文字散図鐔 無銘(天法) -Mumei (Tenbo)- 12-1770
通常価格:¥35,200
税込
文字散図鐔
無銘(天法)
-Mumei (Tenbo)-
縦86.3ミリ 横83.8ミリ 切羽台厚4.9ミリ 重量151.0グラム
江戸中期 The middle Edo period
附属 桐箱
天法鐔は、天保年間に制作された鐔を意味する呼称ではなく、厚手の鉄地へ槌目と文字や紋様の極印を施す独特の作風を備えた一群を指し、成立や系譜にはなお明確でない点を残すものの、桃山時代頃から江戸時代にかけて制作され、現存作には「山城住 天法」の銘が確認されることから、年号の「天保」と区別して「天法」の名称が用いられています。

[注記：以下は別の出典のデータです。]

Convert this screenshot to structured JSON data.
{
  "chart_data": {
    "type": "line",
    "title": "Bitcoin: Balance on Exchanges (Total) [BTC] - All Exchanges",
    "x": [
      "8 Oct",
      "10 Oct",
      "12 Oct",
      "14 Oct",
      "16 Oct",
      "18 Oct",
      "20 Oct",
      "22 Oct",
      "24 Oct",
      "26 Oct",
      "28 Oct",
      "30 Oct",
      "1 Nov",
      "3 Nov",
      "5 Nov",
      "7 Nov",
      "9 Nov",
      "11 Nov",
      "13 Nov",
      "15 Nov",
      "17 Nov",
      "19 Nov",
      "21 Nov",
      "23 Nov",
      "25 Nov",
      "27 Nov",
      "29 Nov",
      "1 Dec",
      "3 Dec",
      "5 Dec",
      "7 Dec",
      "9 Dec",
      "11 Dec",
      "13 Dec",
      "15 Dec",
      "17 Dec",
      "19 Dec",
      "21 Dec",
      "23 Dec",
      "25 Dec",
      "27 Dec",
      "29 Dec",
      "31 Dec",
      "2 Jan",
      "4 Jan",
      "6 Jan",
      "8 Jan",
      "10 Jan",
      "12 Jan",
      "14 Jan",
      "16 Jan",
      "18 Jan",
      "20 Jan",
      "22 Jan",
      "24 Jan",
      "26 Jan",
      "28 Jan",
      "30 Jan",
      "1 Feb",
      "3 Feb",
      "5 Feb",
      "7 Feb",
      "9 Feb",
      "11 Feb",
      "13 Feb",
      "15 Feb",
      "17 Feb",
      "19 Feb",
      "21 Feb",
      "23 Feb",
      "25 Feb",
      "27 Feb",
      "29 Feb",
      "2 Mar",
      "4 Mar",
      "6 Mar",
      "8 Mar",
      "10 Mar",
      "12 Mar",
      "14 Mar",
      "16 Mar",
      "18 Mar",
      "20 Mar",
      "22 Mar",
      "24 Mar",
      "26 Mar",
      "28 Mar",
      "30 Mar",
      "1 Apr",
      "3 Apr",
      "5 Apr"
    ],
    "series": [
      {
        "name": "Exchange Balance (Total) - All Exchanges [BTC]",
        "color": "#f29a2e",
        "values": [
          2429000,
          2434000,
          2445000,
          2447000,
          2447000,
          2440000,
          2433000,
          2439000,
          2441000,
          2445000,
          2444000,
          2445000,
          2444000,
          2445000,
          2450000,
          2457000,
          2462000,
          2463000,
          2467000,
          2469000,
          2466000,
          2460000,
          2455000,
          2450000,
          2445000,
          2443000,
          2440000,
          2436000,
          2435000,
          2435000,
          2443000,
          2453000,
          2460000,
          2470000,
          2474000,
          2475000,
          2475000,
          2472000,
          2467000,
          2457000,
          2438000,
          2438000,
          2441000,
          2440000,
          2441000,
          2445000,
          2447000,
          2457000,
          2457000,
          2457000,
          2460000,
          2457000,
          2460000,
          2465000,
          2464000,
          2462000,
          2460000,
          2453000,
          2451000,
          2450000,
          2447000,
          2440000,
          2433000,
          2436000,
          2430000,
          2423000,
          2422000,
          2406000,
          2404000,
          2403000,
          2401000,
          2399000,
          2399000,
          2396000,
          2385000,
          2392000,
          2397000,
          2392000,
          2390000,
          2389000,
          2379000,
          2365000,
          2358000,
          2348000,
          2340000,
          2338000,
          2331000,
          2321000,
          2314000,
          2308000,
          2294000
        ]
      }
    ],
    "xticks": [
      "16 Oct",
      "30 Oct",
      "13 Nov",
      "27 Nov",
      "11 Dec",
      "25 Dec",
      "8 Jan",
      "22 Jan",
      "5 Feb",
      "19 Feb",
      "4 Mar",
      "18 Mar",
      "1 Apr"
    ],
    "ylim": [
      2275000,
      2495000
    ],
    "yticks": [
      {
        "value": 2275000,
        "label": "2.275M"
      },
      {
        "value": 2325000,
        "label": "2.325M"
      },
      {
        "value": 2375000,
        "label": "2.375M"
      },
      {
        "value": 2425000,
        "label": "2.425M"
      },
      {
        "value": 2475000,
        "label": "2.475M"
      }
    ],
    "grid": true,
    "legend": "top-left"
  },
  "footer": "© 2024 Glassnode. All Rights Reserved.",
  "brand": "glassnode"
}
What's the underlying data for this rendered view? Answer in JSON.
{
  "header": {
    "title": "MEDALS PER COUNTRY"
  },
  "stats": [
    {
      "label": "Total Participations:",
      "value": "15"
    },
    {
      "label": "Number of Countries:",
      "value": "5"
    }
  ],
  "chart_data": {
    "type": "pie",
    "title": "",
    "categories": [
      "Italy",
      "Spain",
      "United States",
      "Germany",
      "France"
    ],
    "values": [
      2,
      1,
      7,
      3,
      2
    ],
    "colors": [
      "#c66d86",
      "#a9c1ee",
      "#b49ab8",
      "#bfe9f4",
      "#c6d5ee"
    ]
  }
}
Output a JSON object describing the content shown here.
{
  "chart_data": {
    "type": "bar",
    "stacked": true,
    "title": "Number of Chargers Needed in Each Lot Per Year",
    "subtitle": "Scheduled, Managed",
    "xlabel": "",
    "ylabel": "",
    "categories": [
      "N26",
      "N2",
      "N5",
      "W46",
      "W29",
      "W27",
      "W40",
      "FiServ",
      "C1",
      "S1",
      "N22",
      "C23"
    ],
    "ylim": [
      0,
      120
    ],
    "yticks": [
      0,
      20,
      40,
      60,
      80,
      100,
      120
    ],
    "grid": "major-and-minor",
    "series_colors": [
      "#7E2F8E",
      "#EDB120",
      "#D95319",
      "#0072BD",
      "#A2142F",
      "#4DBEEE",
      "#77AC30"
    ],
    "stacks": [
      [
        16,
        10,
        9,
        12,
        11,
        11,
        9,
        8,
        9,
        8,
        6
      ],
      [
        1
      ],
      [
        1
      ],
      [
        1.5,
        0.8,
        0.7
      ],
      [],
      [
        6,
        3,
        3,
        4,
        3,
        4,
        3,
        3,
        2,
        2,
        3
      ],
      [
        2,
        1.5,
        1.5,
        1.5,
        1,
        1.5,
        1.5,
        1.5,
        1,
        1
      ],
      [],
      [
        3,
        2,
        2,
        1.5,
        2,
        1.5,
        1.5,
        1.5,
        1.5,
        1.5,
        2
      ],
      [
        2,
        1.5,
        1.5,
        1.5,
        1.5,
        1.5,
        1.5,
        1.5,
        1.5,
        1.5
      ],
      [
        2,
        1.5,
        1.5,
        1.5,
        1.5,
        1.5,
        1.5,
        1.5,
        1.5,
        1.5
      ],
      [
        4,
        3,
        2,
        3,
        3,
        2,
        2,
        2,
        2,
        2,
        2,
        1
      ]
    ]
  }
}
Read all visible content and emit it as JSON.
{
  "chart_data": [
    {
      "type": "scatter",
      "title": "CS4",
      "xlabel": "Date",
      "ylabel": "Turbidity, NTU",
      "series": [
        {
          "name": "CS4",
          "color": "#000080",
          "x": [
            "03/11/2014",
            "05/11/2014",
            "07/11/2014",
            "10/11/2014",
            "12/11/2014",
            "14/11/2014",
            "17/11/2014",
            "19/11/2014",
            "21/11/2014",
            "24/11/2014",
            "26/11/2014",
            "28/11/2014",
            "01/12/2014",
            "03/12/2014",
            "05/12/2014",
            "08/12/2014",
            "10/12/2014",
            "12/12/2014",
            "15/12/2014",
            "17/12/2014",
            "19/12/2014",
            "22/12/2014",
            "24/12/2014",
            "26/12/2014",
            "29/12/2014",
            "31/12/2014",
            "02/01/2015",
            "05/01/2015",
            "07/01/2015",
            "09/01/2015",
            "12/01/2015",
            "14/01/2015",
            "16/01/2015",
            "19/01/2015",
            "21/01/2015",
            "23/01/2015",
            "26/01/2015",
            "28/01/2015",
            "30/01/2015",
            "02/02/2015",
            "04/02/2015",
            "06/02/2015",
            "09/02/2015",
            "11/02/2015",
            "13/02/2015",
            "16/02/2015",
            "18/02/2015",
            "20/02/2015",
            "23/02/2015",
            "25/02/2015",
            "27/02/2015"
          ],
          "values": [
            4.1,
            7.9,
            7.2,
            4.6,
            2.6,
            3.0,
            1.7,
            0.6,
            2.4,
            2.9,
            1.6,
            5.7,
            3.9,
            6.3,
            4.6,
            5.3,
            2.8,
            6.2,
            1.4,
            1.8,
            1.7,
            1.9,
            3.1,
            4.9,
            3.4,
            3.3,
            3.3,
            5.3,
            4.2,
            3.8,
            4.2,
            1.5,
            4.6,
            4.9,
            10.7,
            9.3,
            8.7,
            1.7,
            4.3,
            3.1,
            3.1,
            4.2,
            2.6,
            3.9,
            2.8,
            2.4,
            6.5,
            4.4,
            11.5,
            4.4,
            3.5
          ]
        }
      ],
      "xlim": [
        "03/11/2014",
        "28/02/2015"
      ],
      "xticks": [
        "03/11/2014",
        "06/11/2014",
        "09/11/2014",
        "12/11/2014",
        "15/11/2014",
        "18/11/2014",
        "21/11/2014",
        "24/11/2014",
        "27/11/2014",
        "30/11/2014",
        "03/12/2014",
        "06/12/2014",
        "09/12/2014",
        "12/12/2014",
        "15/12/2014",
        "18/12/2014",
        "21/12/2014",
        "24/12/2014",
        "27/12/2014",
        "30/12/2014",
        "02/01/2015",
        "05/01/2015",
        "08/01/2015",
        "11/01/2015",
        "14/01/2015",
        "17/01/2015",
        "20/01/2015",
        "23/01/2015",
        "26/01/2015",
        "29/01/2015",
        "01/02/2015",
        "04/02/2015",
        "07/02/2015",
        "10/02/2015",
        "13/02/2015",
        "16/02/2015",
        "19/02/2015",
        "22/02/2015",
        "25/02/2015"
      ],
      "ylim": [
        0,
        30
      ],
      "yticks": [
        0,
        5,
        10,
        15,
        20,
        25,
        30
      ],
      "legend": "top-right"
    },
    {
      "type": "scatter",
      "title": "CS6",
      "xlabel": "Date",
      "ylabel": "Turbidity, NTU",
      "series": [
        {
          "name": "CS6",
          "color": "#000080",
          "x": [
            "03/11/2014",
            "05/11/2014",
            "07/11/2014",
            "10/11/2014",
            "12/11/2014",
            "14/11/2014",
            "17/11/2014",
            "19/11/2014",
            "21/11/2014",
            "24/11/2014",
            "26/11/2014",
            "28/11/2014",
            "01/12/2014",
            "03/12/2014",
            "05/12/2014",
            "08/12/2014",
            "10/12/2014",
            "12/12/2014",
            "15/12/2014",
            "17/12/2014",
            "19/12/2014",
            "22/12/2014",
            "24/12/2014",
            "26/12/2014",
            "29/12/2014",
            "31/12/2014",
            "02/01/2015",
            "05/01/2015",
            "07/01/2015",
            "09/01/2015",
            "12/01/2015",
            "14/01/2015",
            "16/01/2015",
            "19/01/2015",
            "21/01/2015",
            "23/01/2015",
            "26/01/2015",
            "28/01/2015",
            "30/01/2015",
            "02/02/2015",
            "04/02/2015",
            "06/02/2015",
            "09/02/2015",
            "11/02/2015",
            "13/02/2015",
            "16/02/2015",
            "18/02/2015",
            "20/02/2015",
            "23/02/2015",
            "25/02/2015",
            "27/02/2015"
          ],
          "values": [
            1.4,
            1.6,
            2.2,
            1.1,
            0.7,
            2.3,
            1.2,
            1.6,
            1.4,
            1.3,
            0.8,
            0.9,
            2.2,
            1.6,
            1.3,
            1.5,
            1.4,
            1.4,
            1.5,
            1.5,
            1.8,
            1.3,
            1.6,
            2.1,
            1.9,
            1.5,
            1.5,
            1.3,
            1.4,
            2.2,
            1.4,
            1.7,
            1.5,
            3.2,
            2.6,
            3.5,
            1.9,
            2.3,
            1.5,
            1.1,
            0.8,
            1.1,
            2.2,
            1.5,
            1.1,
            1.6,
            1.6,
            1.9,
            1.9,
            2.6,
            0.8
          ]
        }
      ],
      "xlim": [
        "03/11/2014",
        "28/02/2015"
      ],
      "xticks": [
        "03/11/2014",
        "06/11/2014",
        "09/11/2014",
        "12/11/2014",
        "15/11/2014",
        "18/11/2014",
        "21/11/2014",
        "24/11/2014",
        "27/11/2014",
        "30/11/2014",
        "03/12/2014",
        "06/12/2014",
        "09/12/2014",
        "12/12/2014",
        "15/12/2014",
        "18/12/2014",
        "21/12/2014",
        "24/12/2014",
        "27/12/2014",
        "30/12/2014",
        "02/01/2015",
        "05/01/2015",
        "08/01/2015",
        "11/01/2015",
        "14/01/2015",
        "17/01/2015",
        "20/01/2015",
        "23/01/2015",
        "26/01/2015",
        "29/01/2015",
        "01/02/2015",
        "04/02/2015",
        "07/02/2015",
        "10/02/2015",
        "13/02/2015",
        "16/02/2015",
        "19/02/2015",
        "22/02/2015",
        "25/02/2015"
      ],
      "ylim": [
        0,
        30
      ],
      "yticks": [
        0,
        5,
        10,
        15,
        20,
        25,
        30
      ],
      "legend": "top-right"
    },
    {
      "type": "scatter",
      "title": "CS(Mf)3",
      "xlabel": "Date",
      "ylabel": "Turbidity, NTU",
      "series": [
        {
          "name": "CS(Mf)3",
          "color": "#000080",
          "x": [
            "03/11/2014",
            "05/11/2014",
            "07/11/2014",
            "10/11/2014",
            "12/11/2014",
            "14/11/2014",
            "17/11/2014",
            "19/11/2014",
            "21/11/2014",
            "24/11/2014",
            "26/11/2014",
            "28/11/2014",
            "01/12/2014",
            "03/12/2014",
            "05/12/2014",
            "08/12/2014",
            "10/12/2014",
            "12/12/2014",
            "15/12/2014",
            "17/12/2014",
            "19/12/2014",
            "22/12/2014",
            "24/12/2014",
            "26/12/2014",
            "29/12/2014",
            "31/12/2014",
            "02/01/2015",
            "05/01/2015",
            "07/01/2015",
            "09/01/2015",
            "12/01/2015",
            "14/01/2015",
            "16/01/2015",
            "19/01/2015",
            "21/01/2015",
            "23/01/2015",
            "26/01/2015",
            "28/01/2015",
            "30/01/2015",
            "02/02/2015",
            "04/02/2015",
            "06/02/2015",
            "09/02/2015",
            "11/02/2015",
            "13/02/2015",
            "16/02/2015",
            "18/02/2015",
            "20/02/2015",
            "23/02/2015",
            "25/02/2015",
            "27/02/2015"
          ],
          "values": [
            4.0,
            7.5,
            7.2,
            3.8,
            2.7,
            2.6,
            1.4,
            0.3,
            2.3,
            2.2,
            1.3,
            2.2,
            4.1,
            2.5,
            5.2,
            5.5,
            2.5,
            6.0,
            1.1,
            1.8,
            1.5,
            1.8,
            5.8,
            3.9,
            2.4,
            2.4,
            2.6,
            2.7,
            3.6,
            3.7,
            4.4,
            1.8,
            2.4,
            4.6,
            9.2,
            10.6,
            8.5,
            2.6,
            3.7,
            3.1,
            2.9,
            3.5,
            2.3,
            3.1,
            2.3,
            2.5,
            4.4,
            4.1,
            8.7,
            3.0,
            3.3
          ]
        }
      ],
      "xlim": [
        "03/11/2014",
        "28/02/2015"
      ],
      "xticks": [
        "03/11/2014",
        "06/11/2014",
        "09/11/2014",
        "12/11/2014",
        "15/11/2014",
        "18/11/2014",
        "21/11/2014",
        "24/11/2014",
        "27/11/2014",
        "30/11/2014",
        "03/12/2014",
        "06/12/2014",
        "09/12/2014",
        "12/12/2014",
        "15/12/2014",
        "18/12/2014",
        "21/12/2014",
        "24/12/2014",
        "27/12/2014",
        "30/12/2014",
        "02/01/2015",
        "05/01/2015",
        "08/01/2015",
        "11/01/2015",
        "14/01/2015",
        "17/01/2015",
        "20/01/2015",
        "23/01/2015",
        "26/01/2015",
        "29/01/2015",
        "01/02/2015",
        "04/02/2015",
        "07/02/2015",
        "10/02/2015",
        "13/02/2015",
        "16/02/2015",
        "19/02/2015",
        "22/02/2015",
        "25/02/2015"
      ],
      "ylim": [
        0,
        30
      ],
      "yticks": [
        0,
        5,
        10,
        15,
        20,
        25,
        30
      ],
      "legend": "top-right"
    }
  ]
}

鎚で打ち締めた起伏豊かな地肌へ、鉄が熱を保ち軟らかな段階で「天」「大」「風」などの文字、草花、幾何学的な紋様を鏨で打ち込む極印を特色とし、作例によっては真鍮や金の象嵌も交えながら、整然とした装飾とは異なる鍛鉄の量感と古拙な力強さを表しており、槌目や極印を用いる点で早乙女鐔に近似するため、地鉄、耳、茎孔などを含めて両者を見極める必要があります。
本品は大振りの竪丸形鉄地に両櫃孔を開け、表裏の全面へ様々な文字極印を不規則に打ち込み、文字を整然と読ませるのではなく荒々しい槌目の中へ地文のように散らすことで、見る角度や光の方向によって異なる文字が古色の中から浮かび上がる、天法鐔ならではの素朴で力強い画面を作り上げています。
一つ一つの極印は深さも向きも異なり、輪郭の明瞭な文字、槌目へ半ば沈んだ文字、歳月によって角が柔らかく馴染んだ文字が混在し、その不揃いさが即興的なリズムと豊かな表情を生み、黒褐色に落ち着いた地鉄、厚みのある耳、広い地板の確かな重量感と相まって、細密な彫刻や色金では得られない鍛鉄の迫力を伝えています。
深く打たれた槌目、古拙な文字極印、量感ある鉄骨、古色の育った地肌を総合して制作年代は江戸中期と鑑せられ、離れて眺めれば無骨で堂々とした鉄鐔、手元では地に潜む文字と鎚の跡を一つずつ探す鑑賞品となるため、天法鐔の魅力を率直に味わえる一枚として、文字文や槌目地、力強い古鉄を好む収集に確かな存在感を添えます。